Hi MoAbuDayyeh, I'm not sure whether you should update the article or outright invalidate it. When I first learnt about MDM via Intune late last year, I came across this article as an example of how to apply custom software policies by way of ADMX ingestion. Back then I don't remember Intune directly having Office 2016 ATs internally, but it didn't matter since we were only interested in controlling other software like Lenovo Vantage or Google Chrome; we ingested their ADMX templates accordingly and applied configuration profiles with no problems.

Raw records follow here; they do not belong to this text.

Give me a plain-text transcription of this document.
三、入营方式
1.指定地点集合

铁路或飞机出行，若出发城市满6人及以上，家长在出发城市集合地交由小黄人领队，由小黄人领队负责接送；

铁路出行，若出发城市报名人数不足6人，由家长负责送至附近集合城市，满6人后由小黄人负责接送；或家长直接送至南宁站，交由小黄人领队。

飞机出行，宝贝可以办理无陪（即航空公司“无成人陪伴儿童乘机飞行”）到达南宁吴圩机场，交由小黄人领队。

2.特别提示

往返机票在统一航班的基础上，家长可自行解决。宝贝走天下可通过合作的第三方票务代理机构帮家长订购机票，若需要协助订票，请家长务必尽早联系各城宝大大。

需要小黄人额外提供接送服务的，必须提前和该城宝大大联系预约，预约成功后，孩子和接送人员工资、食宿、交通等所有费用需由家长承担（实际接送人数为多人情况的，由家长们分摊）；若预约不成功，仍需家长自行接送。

Come earlier this year, we decided to control some behaviours of Office apps, and referring back to this article, performed the same steps, and then found all our targeted computers stuck in pending status and never responding to any subsequent MDM commands thereafter. Effectively all the organisation's Windows computers were no longer manageable by us the IT operations team.
It is by the stroke of luck in experimenting with (manually deleting) the above Registry keys did we managed to wake our computers from their comas and have them responding to MDM again. This is however a huge DOS vulnerability in the Windows MDM client stack, and I have already alerted tech support to raise this problem to the relevant Windows development team.
Only later did we realise Intune now offered Office 2016 ATs out of the box, and that is the proper and safe way to configure their behaviours. This custom ADMX method is now completely dangerous to use.